The CEO of the Rwanda Information Society Authority (RISA), made the comments in a speech Thursday at the first-ever CybertechLive Africa online conference.
Muhizi is a prominent figure in the Central African country's cyber sector. He held positions in both the private and public sectors, including in the banking and IT fields, before taking the helm of the RISA, an ICT Ministry-affiliated institution that carries out projects for digitizing services nationwide. Established in 2017, the RISA is playing an important role in the country's development as ICT serves as a key driver for Rwanda's socioeconomic development as well as its transformation into a knowledge-based society.
In his speech, Muhizi pointed out that cybersecurity is a multibillion-dollar market that is only projected to grow, not only in East Africa and the Middle East. Considering the trends and the number of breaches taking place across the region, the CEO said, we can only anticipate a growth of these issues and challenges, which calls for participation in a joint effort to combat them.
"So in terms of collaboration it will require different countries to collaborate on a number of levels, because no single country or organization can be able to say that you can handle cybersecurity on your own. You need to collaborate across the region. Because if you have partnerships, you can only be as secure as your partner is secure in terms of how well they are protected, how well they put checks and balances in place," the RISA chief said.

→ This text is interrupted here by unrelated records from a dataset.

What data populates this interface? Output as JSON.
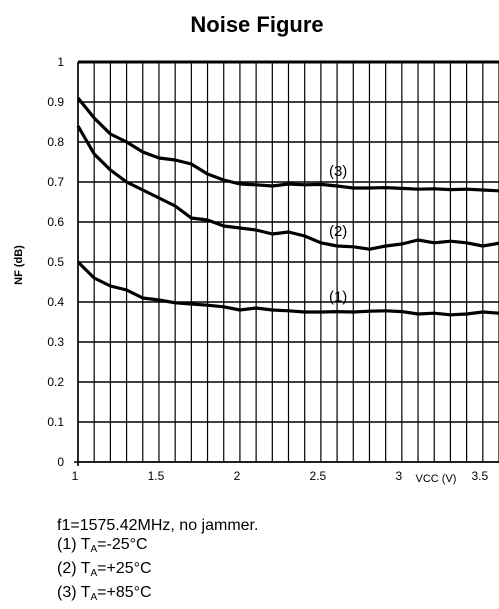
{
  "chart_data": {
    "type": "line",
    "title": "Noise Figure",
    "xlabel": "VCC (V)",
    "ylabel": "NF (dB)",
    "xlim": [
      1,
      3.6
    ],
    "ylim": [
      0,
      1
    ],
    "xticks": [
      1,
      1.5,
      2,
      2.5,
      3,
      3.5
    ],
    "xtick_labels": [
      "1",
      "1.5",
      "2",
      "2.5",
      "3",
      "3.5"
    ],
    "yticks": [
      0,
      0.1,
      0.2,
      0.3,
      0.4,
      0.5,
      0.6,
      0.7,
      0.8,
      0.9,
      1
    ],
    "ytick_labels": [
      "0",
      "0.1",
      "0.2",
      "0.3",
      "0.4",
      "0.5",
      "0.6",
      "0.7",
      "0.8",
      "0.9",
      "1"
    ],
    "grid": true,
    "series": [
      {
        "name": "(1)",
        "x": [
          1.0,
          1.1,
          1.2,
          1.3,
          1.4,
          1.5,
          1.6,
          1.7,
          1.8,
          1.9,
          2.0,
          2.1,
          2.2,
          2.3,
          2.4,
          2.5,
          2.6,
          2.7,
          2.8,
          2.9,
          3.0,
          3.1,
          3.2,
          3.3,
          3.4,
          3.5,
          3.6
        ],
        "values": [
          0.5,
          0.46,
          0.44,
          0.43,
          0.41,
          0.405,
          0.398,
          0.395,
          0.392,
          0.388,
          0.38,
          0.385,
          0.38,
          0.378,
          0.375,
          0.375,
          0.376,
          0.375,
          0.377,
          0.378,
          0.376,
          0.37,
          0.372,
          0.368,
          0.37,
          0.375,
          0.372
        ]
      },
      {
        "name": "(2)",
        "x": [
          1.0,
          1.1,
          1.2,
          1.3,
          1.4,
          1.5,
          1.6,
          1.7,
          1.8,
          1.9,
          2.0,
          2.1,
          2.2,
          2.3,
          2.4,
          2.5,
          2.6,
          2.7,
          2.8,
          2.9,
          3.0,
          3.1,
          3.2,
          3.3,
          3.4,
          3.5,
          3.6
        ],
        "values": [
          0.84,
          0.77,
          0.73,
          0.7,
          0.68,
          0.66,
          0.64,
          0.61,
          0.605,
          0.59,
          0.585,
          0.58,
          0.57,
          0.575,
          0.565,
          0.548,
          0.54,
          0.538,
          0.532,
          0.54,
          0.545,
          0.555,
          0.548,
          0.552,
          0.548,
          0.54,
          0.547
        ]
      },
      {
        "name": "(3)",
        "x": [
          1.0,
          1.1,
          1.2,
          1.3,
          1.4,
          1.5,
          1.6,
          1.7,
          1.8,
          1.9,
          2.0,
          2.1,
          2.2,
          2.3,
          2.4,
          2.5,
          2.6,
          2.7,
          2.8,
          2.9,
          3.0,
          3.1,
          3.2,
          3.3,
          3.4,
          3.5,
          3.6
        ],
        "values": [
          0.91,
          0.86,
          0.82,
          0.8,
          0.775,
          0.76,
          0.755,
          0.745,
          0.72,
          0.705,
          0.695,
          0.693,
          0.69,
          0.695,
          0.693,
          0.694,
          0.69,
          0.685,
          0.685,
          0.686,
          0.684,
          0.682,
          0.683,
          0.681,
          0.682,
          0.68,
          0.678
        ]
      }
    ]
  },
  "notes": {
    "line1": "f1=1575.42MHz, no jammer.",
    "line2_prefix": "(1) T",
    "line2_sub": "A",
    "line2_suffix": "=-25°C",
    "line3_prefix": "(2) T",
    "line3_sub": "A",
    "line3_suffix": "=+25°C",
    "line4_prefix": "(3) T",
    "line4_sub": "A",
    "line4_suffix": "=+85°C"
  }
}
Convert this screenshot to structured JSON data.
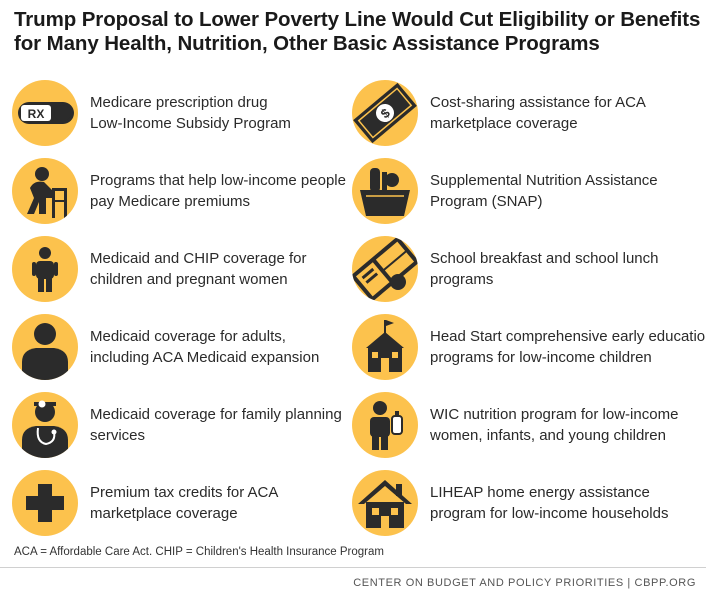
{
  "title": {
    "line1": "Trump Proposal to Lower Poverty Line Would Cut Eligibility or Benefits",
    "line2": "for Many Health, Nutrition, Other Basic Assistance Programs"
  },
  "icon_color": "#fcc24d",
  "icon_ink": "#2b2b2b",
  "left_items": [
    {
      "icon": "prescription-pill-icon",
      "icon_text": "RX",
      "line1": "Medicare prescription drug",
      "line2": "Low-Income Subsidy Program"
    },
    {
      "icon": "elderly-person-walker-icon",
      "line1": "Programs that help low-income people",
      "line2": "pay Medicare premiums"
    },
    {
      "icon": "child-icon",
      "line1": "Medicaid and CHIP coverage for",
      "line2": "children and pregnant women"
    },
    {
      "icon": "adult-person-icon",
      "line1": "Medicaid coverage for adults,",
      "line2": "including ACA Medicaid expansion"
    },
    {
      "icon": "doctor-icon",
      "line1": "Medicaid coverage for family planning",
      "line2": "services"
    },
    {
      "icon": "medical-cross-icon",
      "line1": "Premium tax credits for ACA",
      "line2": "marketplace coverage"
    }
  ],
  "right_items": [
    {
      "icon": "money-bill-icon",
      "line1": "Cost-sharing assistance for ACA",
      "line2": "marketplace coverage"
    },
    {
      "icon": "grocery-bag-icon",
      "line1": "Supplemental Nutrition Assistance",
      "line2": "Program (SNAP)"
    },
    {
      "icon": "lunch-tray-icon",
      "line1": "School breakfast and school lunch",
      "line2": "programs"
    },
    {
      "icon": "schoolhouse-icon",
      "line1": "Head Start comprehensive early education",
      "line2": "programs for low-income children"
    },
    {
      "icon": "child-with-bottle-icon",
      "line1": "WIC nutrition program for low-income",
      "line2": "women, infants, and young children"
    },
    {
      "icon": "house-icon",
      "line1": "LIHEAP home energy assistance",
      "line2": "program for low-income households"
    }
  ],
  "footnote": "ACA = Affordable Care Act. CHIP = Children's Health Insurance Program",
  "credit": "CENTER ON BUDGET AND POLICY PRIORITIES | CBPP.ORG"
}
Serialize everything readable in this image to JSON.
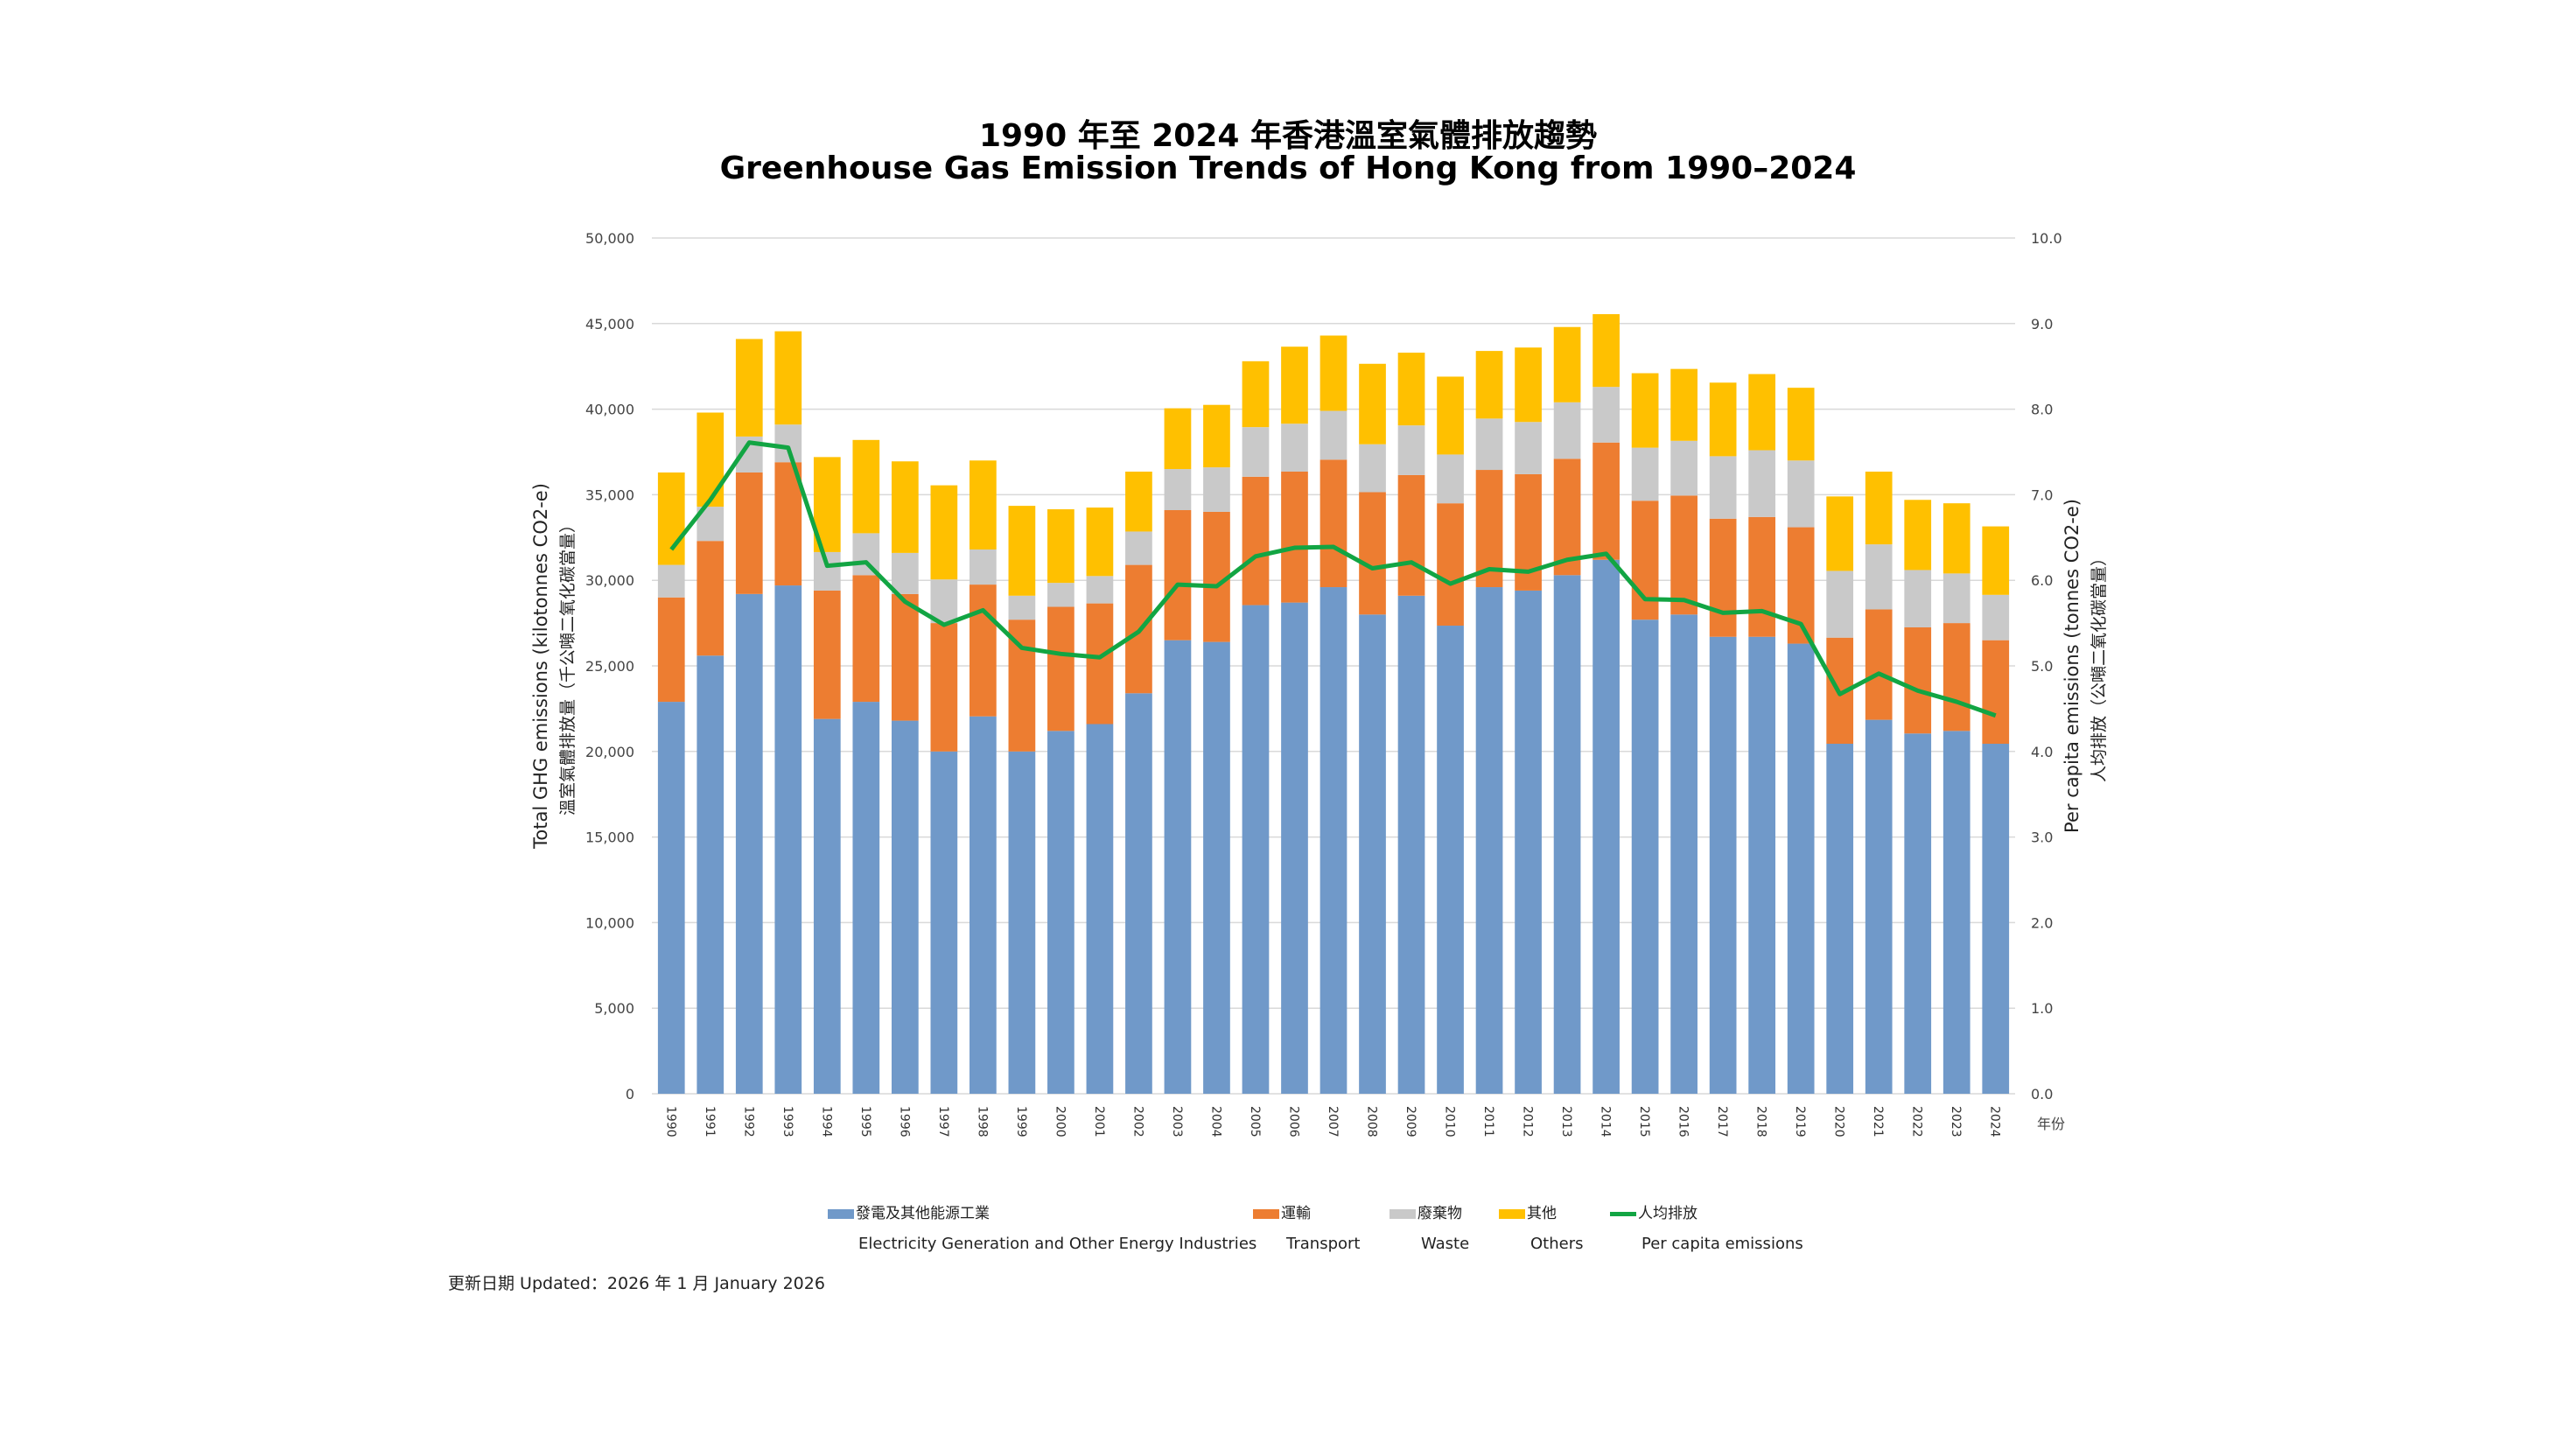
{
  "chart_data": {
    "type": "bar",
    "stacked": true,
    "title": "1990 年至 2024 年香港溫室氣體排放趨勢",
    "subtitle": "Greenhouse Gas Emission Trends of Hong Kong from 1990–2024",
    "ylabel": "Total GHG emissions (kilotonnes CO2-e)",
    "ylabel_zh": "溫室氣體排放量（千公噸二氧化碳當量）",
    "y2label": "Per capita emissions  (tonnes CO2-e)",
    "y2label_zh": "人均排放（公噸二氧化碳當量）",
    "xlabel": "年份",
    "ylim": [
      0,
      50000
    ],
    "y2lim": [
      0,
      10
    ],
    "yticks": [
      "0",
      "5,000",
      "10,000",
      "15,000",
      "20,000",
      "25,000",
      "30,000",
      "35,000",
      "40,000",
      "45,000",
      "50,000"
    ],
    "y2ticks": [
      "0.0",
      "1.0",
      "2.0",
      "3.0",
      "4.0",
      "5.0",
      "6.0",
      "7.0",
      "8.0",
      "9.0",
      "10.0"
    ],
    "grid": true,
    "legend_position": "bottom",
    "categories": [
      "1990",
      "1991",
      "1992",
      "1993",
      "1994",
      "1995",
      "1996",
      "1997",
      "1998",
      "1999",
      "2000",
      "2001",
      "2002",
      "2003",
      "2004",
      "2005",
      "2006",
      "2007",
      "2008",
      "2009",
      "2010",
      "2011",
      "2012",
      "2013",
      "2014",
      "2015",
      "2016",
      "2017",
      "2018",
      "2019",
      "2020",
      "2021",
      "2022",
      "2023",
      "2024"
    ],
    "series": [
      {
        "name": "發電及其他能源工業",
        "name_en": "Electricity Generation and Other Energy Industries",
        "color": "#7099C9",
        "type": "bar",
        "values": [
          22900,
          25600,
          29200,
          29700,
          21900,
          22900,
          21800,
          20000,
          22050,
          20000,
          21200,
          21600,
          23400,
          26500,
          26400,
          28550,
          28700,
          29600,
          28000,
          29100,
          27350,
          29600,
          29400,
          30300,
          31200,
          27700,
          28000,
          26700,
          26700,
          26300,
          20450,
          21850,
          21050,
          21200,
          20450
        ]
      },
      {
        "name": "運輸",
        "name_en": "Transport",
        "color": "#ED7D31",
        "type": "bar",
        "values": [
          6100,
          6700,
          7100,
          7200,
          7500,
          7400,
          7400,
          7500,
          7700,
          7700,
          7250,
          7050,
          7500,
          7600,
          7600,
          7500,
          7650,
          7450,
          7150,
          7050,
          7150,
          6850,
          6800,
          6800,
          6850,
          6950,
          6950,
          6900,
          7000,
          6800,
          6200,
          6450,
          6200,
          6300,
          6050
        ]
      },
      {
        "name": "廢棄物",
        "name_en": "Waste",
        "color": "#C9C9C9",
        "type": "bar",
        "values": [
          1900,
          2000,
          2100,
          2200,
          2250,
          2450,
          2400,
          2550,
          2050,
          1400,
          1400,
          1600,
          1950,
          2400,
          2600,
          2900,
          2800,
          2850,
          2800,
          2900,
          2850,
          3000,
          3050,
          3300,
          3250,
          3100,
          3200,
          3650,
          3900,
          3900,
          3900,
          3800,
          3350,
          2900,
          2650
        ]
      },
      {
        "name": "其他",
        "name_en": "Others",
        "color": "#FFC000",
        "type": "bar",
        "values": [
          5400,
          5500,
          5700,
          5450,
          5550,
          5450,
          5350,
          5500,
          5200,
          5250,
          4300,
          4000,
          3500,
          3550,
          3650,
          3850,
          4500,
          4400,
          4700,
          4250,
          4550,
          3950,
          4350,
          4400,
          4250,
          4350,
          4200,
          4300,
          4450,
          4250,
          4350,
          4250,
          4100,
          4100,
          4000
        ]
      },
      {
        "name": "人均排放",
        "name_en": "Per capita emissions",
        "color": "#12A543",
        "type": "line",
        "axis": "right",
        "values": [
          6.36,
          6.94,
          7.61,
          7.55,
          6.17,
          6.21,
          5.75,
          5.48,
          5.65,
          5.21,
          5.14,
          5.1,
          5.4,
          5.95,
          5.93,
          6.28,
          6.38,
          6.39,
          6.14,
          6.21,
          5.96,
          6.13,
          6.1,
          6.24,
          6.31,
          5.78,
          5.77,
          5.62,
          5.64,
          5.49,
          4.67,
          4.91,
          4.71,
          4.58,
          4.42
        ]
      }
    ]
  },
  "footer": "更新日期  Updated：2026 年 1 月  January 2026"
}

First of all, according to Muhizi, it is necessary to collaborate on legal instruments that provide guidance or are employed to handle the various cybersecurity challenges. Second, there must be collaboration on deployment of the required infrastructure. "Right now our children are studying online, right now businesses are conducted online, our government is offering online services, and what have you. So it is going to require different sets of technical infrastructure that will enable us to counter the threats as we encounter them."
In addition, it is necessary to collaborate on capacity building and knowledge sharing, he said. "What affects me might be able to affect my neighbor tomorrow. Therefore we need to share and learn from each other in a way that is going to make sure that we are all secure, because if we don't then it is going to create a bigger problem for us." And finally, there must be collaboration in terms of the organizational institutions that take the lead on these issues so those entities work together and share what they learn, the CEO said.
According to the RISA chief, a number of instruments must be put in place to handle the cybersecurity issues. First, all the countries must have a cyber strategy, and this has to be supported by numerous tools, starting with the aforementioned legal instruments, as well as organizational security operations centers that will need to be very resilient.
In terms of capacity building, Muhizi said it is required to build institutions or develop programs that are geared towards handling the pervasiveness of the cybersecurity breaches because the attackers are employing very high-end tools and technologies. "Actually they have started to apply artificial intelligence and other machine learning tools and what have you, in order to be able to gain a deeper insight and ability to perpetrate these threats and breaches. Therefore we equally have to do the same."
The other critical element in this regard is to inform different constituencies how to mitigate cybersecurity issues, he said.